2. Agroécologie & Textile : « Sans débouché, pas de sols vivants »

L’industrie a le pouvoir d’être le premier financeur de la transition agricole.
- L’impact : En s’engageant sur des volumes et des prix justes pour des matières comme le lin, le chanvre ou la laine, l’industriel donne un mandat à l’agriculteur pour soigner la terre. « Ce vêtement commence dans un sol vivant ».
- La preuve : Des filières textiles entières (ex: Atelier Tuffery, Laines Paysannes) se reconstruisent non pas sur le prix bas, mais sur la capacité des fibres à structurer les sols et à préserver l’eau.
3. Mobilité & Santé : « Le vélo soigne la ville »

L’industrie du cycle ne vend pas seulement des déplacements, elle vend de la santé publique.
- L’impact : Fabriquer des vélos en France, c’est réduire la place de la voiture, donc favoriser un air plus sain et une biodiversité urbaine retrouvée.
- La synergie : C’est l’exemple parfait du triple gagnant : des emplois industriels qualifiés (Humain), une ville respirable (Vivant) et une filière d’excellence (Économie).
4. Eau & Territoire : « Protéger l’eau, c’est soigner les sols »

Même les services publics entrent dans la danse. Pour garantir une eau potable de qualité à Paris, il ne faut pas seulement traiter l’eau, il faut aider les agriculteurs en amont à réduire leurs intrants.
L’eau devient le vecteur d’une transition agroécologique massive qui restaure les milieux aquatiques.
30 exemples de Made in France à visée régénérative
Les exemples sont des activités localisées en France, analysées selon quatre critères simples :
- Un métier clair, exercé quelque part en France
- Un impact contributif sur le vivant (biodiversité, sols, eau, …)
- Un impact humain tangible (savoir-faire, qualité de vie, santé, …)
- Une activité économique viable, créatrice d’emplois non délocalisables.

Ils montrent que la régénération du vivant est déjà à l’œuvre en France — discrète, souvent imparfaite — mais bien réelle.
Un nouveau récit national
Face aux géants mondiaux qui parient sur le volume et le low-cost, la France doit gagner la bataille de la valeur, du sens et de la résilience.
La France ne gagnera jamais la bataille du « moins cher ». Mais elle a tout pour gagner celle du « mieux disant ». Qui n’est pas forcement plus cher : économies sur les achats, création de valeur et donc de marge, prix qui restent accessibles, consommateurs qui achètent, inclus dans la démarche vertueuse.
Notre agriculture, nos ingénieurs, nos artisans et nos territoires sont les briques de cette nouvelle économie.

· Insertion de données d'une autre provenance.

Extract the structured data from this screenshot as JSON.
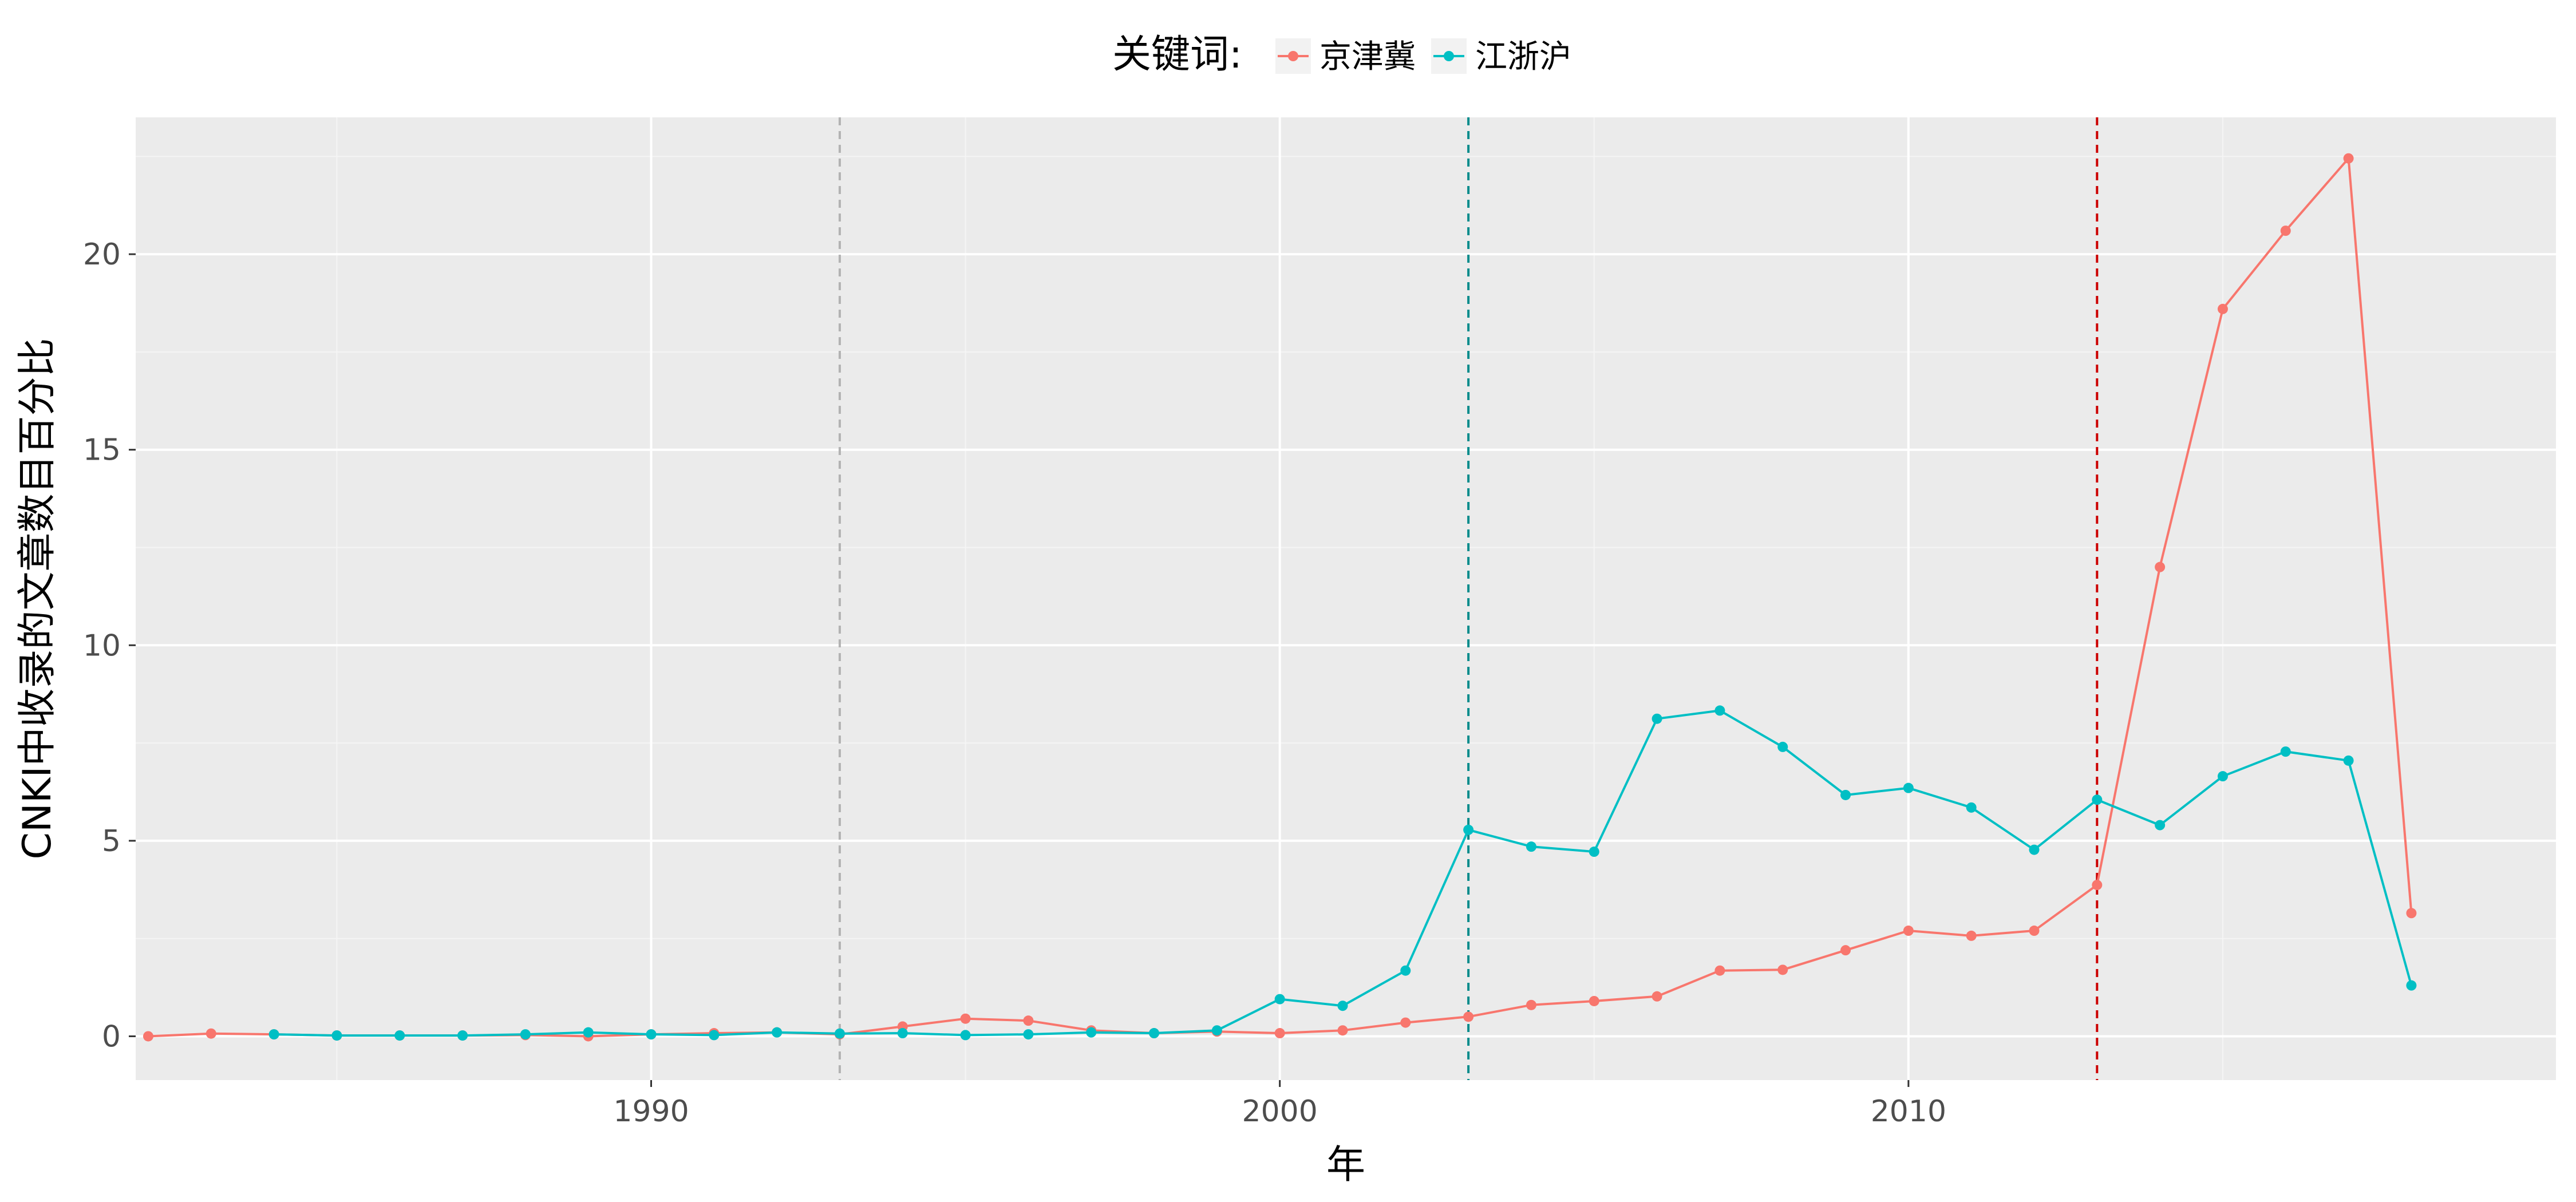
{
  "chart_data": {
    "type": "line",
    "xlabel": "年",
    "ylabel": "CNKI中收录的文章数目百分比",
    "xlim": [
      1981.8,
      2020.3
    ],
    "ylim": [
      -1.12,
      23.5
    ],
    "x_ticks": [
      1990,
      2000,
      2010
    ],
    "y_ticks": [
      0,
      5,
      10,
      15,
      20
    ],
    "grid": true,
    "legend": {
      "title": "关键词:",
      "position": "top"
    },
    "series": [
      {
        "name": "京津冀",
        "color": "#F8766D",
        "points": [
          [
            1982,
            0.0
          ],
          [
            1983,
            0.07
          ],
          [
            1984,
            0.05
          ],
          [
            1985,
            0.02
          ],
          [
            1986,
            0.02
          ],
          [
            1987,
            0.02
          ],
          [
            1988,
            0.03
          ],
          [
            1989,
            0.0
          ],
          [
            1990,
            0.05
          ],
          [
            1991,
            0.08
          ],
          [
            1992,
            0.1
          ],
          [
            1993,
            0.05
          ],
          [
            1994,
            0.25
          ],
          [
            1995,
            0.45
          ],
          [
            1996,
            0.4
          ],
          [
            1997,
            0.15
          ],
          [
            1998,
            0.08
          ],
          [
            1999,
            0.12
          ],
          [
            2000,
            0.08
          ],
          [
            2001,
            0.15
          ],
          [
            2002,
            0.35
          ],
          [
            2003,
            0.5
          ],
          [
            2004,
            0.8
          ],
          [
            2005,
            0.9
          ],
          [
            2006,
            1.02
          ],
          [
            2007,
            1.68
          ],
          [
            2008,
            1.7
          ],
          [
            2009,
            2.2
          ],
          [
            2010,
            2.7
          ],
          [
            2011,
            2.57
          ],
          [
            2012,
            2.7
          ],
          [
            2013,
            3.87
          ],
          [
            2014,
            12.0
          ],
          [
            2015,
            18.6
          ],
          [
            2016,
            20.6
          ],
          [
            2017,
            22.45
          ],
          [
            2018,
            3.15
          ]
        ]
      },
      {
        "name": "江浙沪",
        "color": "#00BFC4",
        "points": [
          [
            1984,
            0.05
          ],
          [
            1985,
            0.02
          ],
          [
            1986,
            0.02
          ],
          [
            1987,
            0.02
          ],
          [
            1988,
            0.05
          ],
          [
            1989,
            0.1
          ],
          [
            1990,
            0.05
          ],
          [
            1991,
            0.03
          ],
          [
            1992,
            0.1
          ],
          [
            1993,
            0.07
          ],
          [
            1994,
            0.08
          ],
          [
            1995,
            0.03
          ],
          [
            1996,
            0.05
          ],
          [
            1997,
            0.1
          ],
          [
            1998,
            0.08
          ],
          [
            1999,
            0.15
          ],
          [
            2000,
            0.95
          ],
          [
            2001,
            0.78
          ],
          [
            2002,
            1.68
          ],
          [
            2003,
            5.28
          ],
          [
            2004,
            4.85
          ],
          [
            2005,
            4.72
          ],
          [
            2006,
            8.12
          ],
          [
            2007,
            8.33
          ],
          [
            2008,
            7.4
          ],
          [
            2009,
            6.17
          ],
          [
            2010,
            6.35
          ],
          [
            2011,
            5.85
          ],
          [
            2012,
            4.77
          ],
          [
            2013,
            6.05
          ],
          [
            2014,
            5.4
          ],
          [
            2015,
            6.65
          ],
          [
            2016,
            7.28
          ],
          [
            2017,
            7.05
          ],
          [
            2018,
            1.3
          ]
        ]
      }
    ],
    "reference_lines": [
      {
        "x": 1993,
        "color": "#B3B3B3"
      },
      {
        "x": 2003,
        "color": "#008B8B"
      },
      {
        "x": 2013,
        "color": "#CC0000"
      }
    ]
  }
}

Le Made in France Régénératif n’est pas une étiquette, c’est un projet de société. Produire en France, c’est désormais prendre soin du monde.
Nous avons les atouts pour devenir la première nation industrielle régénérative au monde : une agriculture diverse (sols vivants ), une culture de l’artisanat (savoir-faire couture ) et une prise de conscience citoyenne forte (participation coopérative ).
Jérémy Dumont, fondateur du Collectif de la Transition écologique
La renaissance industrielle est en marche. Elle ne sera pas faite de cheminées fumantes, mais de boucles vertueuses, de sols vivants et de territoires solidaires. Produire en France, c’est désormais bien plus que fabriquer des objets : c’est cultiver un avenir en commun.